Field Yates looks at the teams in need of a receiver after Jacksonville opted not to use the franchise tag on Allen Robinson. (0:51)

JACKSONVILLE, Fla. -- Continuing his rehab from a torn left ACL remains the focus for Jaguars receiver Allen Robinson. He's letting his agent handle free agency.

That's one of the main things that Robinson told ESPN's Adam Schefter on a podcast released Wednesday. Robinson said he speaks regularly with agent Roosevelt Barnes, but he doesn't want to get bogged down with where he's going to be playing in 2018.

"I try to keep myself in what I would call the eye of the storm," Robinson said. "I know it's a lot going on, but again for me I just try to keep everything as simple for me as possible, letting my agent handle most of the work. Me and him talk a lot; especially this time of year you have to be on the same page with [your agent].

"I'm still doing my rehab stuff, getting better each and every day, so that's my main focus. And I know for my agent it's a big part on him as far as just him handling and weathering everything that's going on. I try to leave as much of the hard work to him as possible.”

The podcast was taped before the Jaguars notified Robinson on Tuesday that they would not be using the franchise tag on him. The team still has exclusive negotiating rights until Monday. If they are unable to reach an agreement by 4 p.m. ET March 14, Robinson would become an unrestricted free agent.

Robinson, who suffered a torn left ACL on the third play of the 2017 season, told Schefter his rehab remains on schedule and that he expects to be cleared with no limitations "well before [training] camp" begins in July.

Robinson, 24, said it was hard for him to watch the Jaguars go 10-6 and reach the AFC Championship Game while he was sidelined and unable to contribute.
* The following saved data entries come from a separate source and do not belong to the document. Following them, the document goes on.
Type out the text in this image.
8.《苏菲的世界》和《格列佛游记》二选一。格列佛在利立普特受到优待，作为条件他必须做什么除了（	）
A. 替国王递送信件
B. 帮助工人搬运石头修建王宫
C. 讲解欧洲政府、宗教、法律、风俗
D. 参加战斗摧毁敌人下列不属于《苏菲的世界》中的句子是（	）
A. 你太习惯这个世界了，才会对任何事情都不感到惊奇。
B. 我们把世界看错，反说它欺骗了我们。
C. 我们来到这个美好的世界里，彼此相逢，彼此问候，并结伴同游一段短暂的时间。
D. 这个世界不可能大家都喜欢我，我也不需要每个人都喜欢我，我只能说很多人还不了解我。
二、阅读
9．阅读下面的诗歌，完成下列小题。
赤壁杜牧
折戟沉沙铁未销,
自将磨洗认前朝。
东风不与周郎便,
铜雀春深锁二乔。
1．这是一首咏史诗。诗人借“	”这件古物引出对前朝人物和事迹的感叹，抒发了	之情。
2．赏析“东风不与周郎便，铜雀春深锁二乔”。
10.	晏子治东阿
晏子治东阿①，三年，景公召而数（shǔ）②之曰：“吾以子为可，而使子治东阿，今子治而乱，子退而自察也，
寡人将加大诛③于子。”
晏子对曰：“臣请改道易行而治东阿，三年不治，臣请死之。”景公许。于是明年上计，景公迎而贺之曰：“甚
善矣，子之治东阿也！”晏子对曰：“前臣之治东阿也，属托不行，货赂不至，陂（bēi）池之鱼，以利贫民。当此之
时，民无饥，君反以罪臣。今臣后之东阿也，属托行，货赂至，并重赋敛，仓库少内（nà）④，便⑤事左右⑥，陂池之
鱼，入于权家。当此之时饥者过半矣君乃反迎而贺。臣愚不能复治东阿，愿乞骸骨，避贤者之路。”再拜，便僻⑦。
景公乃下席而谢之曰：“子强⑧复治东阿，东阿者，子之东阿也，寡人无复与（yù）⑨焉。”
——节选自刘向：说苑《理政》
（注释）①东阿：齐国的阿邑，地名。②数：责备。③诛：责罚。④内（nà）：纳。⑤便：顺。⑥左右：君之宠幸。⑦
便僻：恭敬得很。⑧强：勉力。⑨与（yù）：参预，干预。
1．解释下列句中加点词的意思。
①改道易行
He had spent part of the offseason training with Hall of Fame receiver Randy Moss and felt he was poised to have a big season, like the one he had in 2015 (80 catches for 1,400 yards and 14 touchdowns).

"That's one of the toughest things I ever had to go through," Robinson said. "It was one of those things where I put a lot of work into the offseason last year. I spent some time out in Charlotte training with Randy Moss, so just the amount of work and stuff that I put in down there with him, and him really getting me ready for the season, it's one of those situations where I had never been ready for a season, in my opinion, as much as I was this year.

"Suffering that injury on the third play of the game was tough --- it was really tough on me, actually. But once that did happen, I knew at that point it was going to be a lot going on as far as my future and being some kind of, just, uncertainty of where I will want to be. So I kind of prepared myself for that. Just really keeping my mind mainly focused on getting back, getting to be the player that I am. I know I'm on my way to that and I know I'll be back there soon."

Robinson, whom the Jaguars drafted in the second round in 2014, has 202 catches for 2,848 yards and 22 touchdowns in 43 games. Robinson had 48 catches for 548 yards and two touchdowns as a rookie before a foot injury ended his season after 10 games. He had a monster year in 2015 and appeared to be on the cusp of joining the elite list of receivers in the NFL.

However, the Jaguars' offense struggled in 2016, and so did Robinson. He was targeted the same number of times as he was in 2015 (151), but his yardage and touchdown numbers dropped off: 73 catches for 883 yards and six TDs. After leading the NFL with 31 catches of 20 or more yards in 2015, Robinson had just 11 in 2016.

His per-catch average also dropped by 5.4 yards from 2015 to 2016.